Statek z 49 migrantami czeka przed włoskim portem. "Ich noga tu nie postanie"
Statek organizacji pozarządowej, który uratował 49 migrantów na Morzu Śródziemnym, czeka na zgodę na wpłynięcie do portu we Włoszech. Jednostka włoskiej NGO stoi w odległości półtorej mil od brzegów wyspy Lampedusa. MSW nie pozwala otworzyć portu.
- Ich noga nie postanie we Włoszech - oświadczył we wtorek minister spraw wewnętrznych Matteo Salvini, odnosząc się do migrantów znajdujących się na statku "Mare Ionio", który należy do włoskiej organizacji pozarządowej Mediterranea. W poniedziałek jego załoga zabrała na pokład z dryfującego u wybrzeży Libii pontonu 49 migrantów, wśród nich 12 nieletnich.
Statek nie otrzymał zgody na wpłynięcie do żadnego włoskiego portu. Obecnie stoi u wybrzeży Lampedusy, otoczony przez trzy łodzie patrolowe włoskiej Straży Przybrzeżnej i Gwardii Finansowej.
Blokada MSW
Dziennikarz gazety "La Repubblica", który jest na pokładzie "Mare Ionio", powiedział mediom, że włoskie służby zabroniły załodze wpłynąć do portu na podstawie dyrektywy MSW w Rzymie. Według jego relacji na statku panuje duże napięcie.
Migranci "mogą być leczeni, otrzymać ubranie i żywność, możemy im zapewnić wszelkiego rodzaju wsparcie, ale ich noga nie postanie we Włoszech"- oświadczył wicepremier Salvini w wywiadzie telewizyjnym. - Jeśli ktoś zabiera na pokład 50 osób na wodach obcego państwa, to najbliżej leży to państwo - dodał.
- Jeżeli ktoś decyduje inaczej, to ja mówię "nie". Dajemy jeść, pić, leczymy i ratujemy, ubieramy, bo życie ludzkie jest święte, ale Włosi nie dadzą się oszukać - powiedział szef MSW.
Podkreślił, że im mniej ludzi wyrusza w drogę przez morze, tym mniej w nim ginie.

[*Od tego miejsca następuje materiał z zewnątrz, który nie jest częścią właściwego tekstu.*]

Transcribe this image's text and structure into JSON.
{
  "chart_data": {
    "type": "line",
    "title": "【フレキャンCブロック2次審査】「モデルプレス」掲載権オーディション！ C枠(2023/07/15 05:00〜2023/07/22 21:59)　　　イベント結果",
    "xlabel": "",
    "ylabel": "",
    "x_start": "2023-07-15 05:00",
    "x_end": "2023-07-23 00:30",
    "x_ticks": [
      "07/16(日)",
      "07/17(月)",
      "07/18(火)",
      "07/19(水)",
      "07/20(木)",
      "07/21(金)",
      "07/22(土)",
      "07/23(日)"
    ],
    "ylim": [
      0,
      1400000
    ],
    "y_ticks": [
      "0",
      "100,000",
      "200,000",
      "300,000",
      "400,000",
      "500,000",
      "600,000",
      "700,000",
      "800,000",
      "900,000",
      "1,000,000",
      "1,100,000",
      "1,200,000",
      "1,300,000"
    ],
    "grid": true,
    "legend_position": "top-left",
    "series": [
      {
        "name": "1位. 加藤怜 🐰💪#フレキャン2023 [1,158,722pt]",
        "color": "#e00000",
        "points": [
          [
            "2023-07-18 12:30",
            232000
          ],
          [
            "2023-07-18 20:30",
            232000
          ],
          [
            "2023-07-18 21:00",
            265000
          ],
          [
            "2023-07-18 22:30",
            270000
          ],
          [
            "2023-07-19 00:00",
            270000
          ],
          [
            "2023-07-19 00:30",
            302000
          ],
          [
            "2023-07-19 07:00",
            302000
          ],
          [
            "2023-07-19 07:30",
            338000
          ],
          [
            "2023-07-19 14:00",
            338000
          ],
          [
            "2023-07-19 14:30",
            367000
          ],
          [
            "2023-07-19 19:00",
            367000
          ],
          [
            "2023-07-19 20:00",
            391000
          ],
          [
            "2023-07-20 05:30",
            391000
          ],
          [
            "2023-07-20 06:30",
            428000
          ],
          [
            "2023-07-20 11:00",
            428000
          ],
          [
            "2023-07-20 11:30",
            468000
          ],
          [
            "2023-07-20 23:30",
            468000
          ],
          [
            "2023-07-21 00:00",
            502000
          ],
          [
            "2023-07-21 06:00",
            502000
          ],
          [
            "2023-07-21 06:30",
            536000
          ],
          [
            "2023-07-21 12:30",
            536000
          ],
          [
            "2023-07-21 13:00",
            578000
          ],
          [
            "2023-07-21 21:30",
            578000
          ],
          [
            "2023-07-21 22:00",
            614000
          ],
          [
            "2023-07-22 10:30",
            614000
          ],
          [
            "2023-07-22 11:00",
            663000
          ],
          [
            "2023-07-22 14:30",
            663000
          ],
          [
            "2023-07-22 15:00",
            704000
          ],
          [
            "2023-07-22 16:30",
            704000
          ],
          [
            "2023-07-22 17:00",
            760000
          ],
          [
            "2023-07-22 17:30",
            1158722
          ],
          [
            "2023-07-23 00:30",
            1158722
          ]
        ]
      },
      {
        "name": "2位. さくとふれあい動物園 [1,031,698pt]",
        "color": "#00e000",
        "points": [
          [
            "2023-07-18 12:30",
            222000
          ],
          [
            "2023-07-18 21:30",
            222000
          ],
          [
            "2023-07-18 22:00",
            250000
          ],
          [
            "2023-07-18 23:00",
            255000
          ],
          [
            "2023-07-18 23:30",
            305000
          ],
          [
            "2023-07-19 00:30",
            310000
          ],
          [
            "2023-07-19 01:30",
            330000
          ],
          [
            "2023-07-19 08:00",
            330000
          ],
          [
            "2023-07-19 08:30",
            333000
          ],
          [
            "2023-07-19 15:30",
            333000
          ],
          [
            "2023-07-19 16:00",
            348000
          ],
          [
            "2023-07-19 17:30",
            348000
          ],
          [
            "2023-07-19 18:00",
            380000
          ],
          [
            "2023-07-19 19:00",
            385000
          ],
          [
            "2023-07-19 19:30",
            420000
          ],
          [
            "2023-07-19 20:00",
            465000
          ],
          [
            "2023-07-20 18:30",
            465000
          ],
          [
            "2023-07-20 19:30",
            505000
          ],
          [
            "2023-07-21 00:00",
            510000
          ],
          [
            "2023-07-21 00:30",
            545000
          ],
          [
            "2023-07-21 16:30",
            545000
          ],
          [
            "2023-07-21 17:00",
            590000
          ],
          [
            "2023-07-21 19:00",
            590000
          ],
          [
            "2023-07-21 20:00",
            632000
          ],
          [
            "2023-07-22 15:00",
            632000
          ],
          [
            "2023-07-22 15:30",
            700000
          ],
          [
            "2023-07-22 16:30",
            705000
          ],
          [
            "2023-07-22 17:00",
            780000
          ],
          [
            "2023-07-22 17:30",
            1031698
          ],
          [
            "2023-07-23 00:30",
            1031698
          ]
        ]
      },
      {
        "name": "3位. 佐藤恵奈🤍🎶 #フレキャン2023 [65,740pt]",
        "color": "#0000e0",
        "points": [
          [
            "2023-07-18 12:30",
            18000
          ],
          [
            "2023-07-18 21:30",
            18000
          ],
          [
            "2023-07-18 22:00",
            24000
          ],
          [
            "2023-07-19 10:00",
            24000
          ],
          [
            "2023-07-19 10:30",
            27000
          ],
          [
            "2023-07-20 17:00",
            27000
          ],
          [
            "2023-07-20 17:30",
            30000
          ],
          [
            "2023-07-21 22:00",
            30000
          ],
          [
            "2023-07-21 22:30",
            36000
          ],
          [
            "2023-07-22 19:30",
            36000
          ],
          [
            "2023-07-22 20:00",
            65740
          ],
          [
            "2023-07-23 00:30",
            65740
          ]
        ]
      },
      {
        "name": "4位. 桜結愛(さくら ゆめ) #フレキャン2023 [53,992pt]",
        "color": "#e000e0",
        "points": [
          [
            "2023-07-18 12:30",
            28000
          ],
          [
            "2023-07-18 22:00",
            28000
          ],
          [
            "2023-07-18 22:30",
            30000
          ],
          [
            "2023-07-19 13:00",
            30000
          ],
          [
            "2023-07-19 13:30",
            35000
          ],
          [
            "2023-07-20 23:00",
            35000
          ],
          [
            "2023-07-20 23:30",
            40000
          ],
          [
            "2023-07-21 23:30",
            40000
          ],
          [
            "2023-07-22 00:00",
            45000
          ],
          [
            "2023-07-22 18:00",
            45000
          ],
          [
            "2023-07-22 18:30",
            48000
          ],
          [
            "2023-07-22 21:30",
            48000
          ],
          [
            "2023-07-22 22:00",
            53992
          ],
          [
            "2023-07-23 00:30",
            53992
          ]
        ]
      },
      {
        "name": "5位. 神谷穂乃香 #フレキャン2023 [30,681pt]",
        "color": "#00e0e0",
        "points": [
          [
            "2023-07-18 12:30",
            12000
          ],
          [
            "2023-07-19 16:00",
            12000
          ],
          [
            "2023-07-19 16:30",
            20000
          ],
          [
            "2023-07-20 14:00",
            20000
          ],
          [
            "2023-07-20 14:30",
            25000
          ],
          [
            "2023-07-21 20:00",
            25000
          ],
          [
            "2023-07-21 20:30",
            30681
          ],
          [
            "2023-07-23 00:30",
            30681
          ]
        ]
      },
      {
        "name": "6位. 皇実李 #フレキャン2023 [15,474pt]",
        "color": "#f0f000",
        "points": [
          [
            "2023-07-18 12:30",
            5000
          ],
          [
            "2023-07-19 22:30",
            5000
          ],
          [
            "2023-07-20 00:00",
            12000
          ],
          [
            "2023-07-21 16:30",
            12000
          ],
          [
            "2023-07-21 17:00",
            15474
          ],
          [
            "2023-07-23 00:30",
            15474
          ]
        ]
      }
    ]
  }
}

- Kto sprzyja nielegalnej imigracji, ma na swoim sumieniu ryzyko uczynienia z Morza Śródziemnego cmentarzyska pod gołym niebem, a ja nie chcę, aby ci ludzie znajdowali się w sytuacji, w której muszą wypływać i ginąć - zaznaczył Salvini w telewizji Sky TG24.
"Przemytnicy"
Wyraził opinię, że nie można doprowadzić do ponownego rozkwitu biznes przemytu migrantów. Tym Salvini uzasadnia swą decyzję o zamknięciu wszystkich włoskich portów dla statków organizacji pozarządowych, ratujących migrantów na morzu.
- Ja nie będę nigdy wspólnikiem" przemytników - dodał.
Burmistrz Lampedusy Salvatore Martello przypomniał z kolei, że statek "Mare Ionio" jest włoski, a takiej jednostki nie można nie wpuścić do włoskiego portu. "Nasz port jest otwarty i gotów przyjąć statek" - zapewnił.
Burmistrz wyspy - symbolu kryzysu migracyjnego sprzed kilku lat - podkreślił, że napływ uciekinierów z Afryki nie słabnie i że na wyspę stale zawijają małe łodzie.
W zeszłym roku - jak poinformował na łamach dziennika "Corriere della Sera" - na wyspę przypłynęło 300 łodzi z ponad 3 tys. osób.
Sprawa statku zdominowała poranną debatę w Izbie Deputowanych w Rzymie. Centrolewica zaapelowała do obecnego na sali premiera Giuseppe Contego, by natychmiast nakazał otwarcie portu. Deputowani opozycyjnej prawicy mówili zaś, że jedynym rozwiązaniem w odpowiedzi na napływ migrantów jest "blokada morska".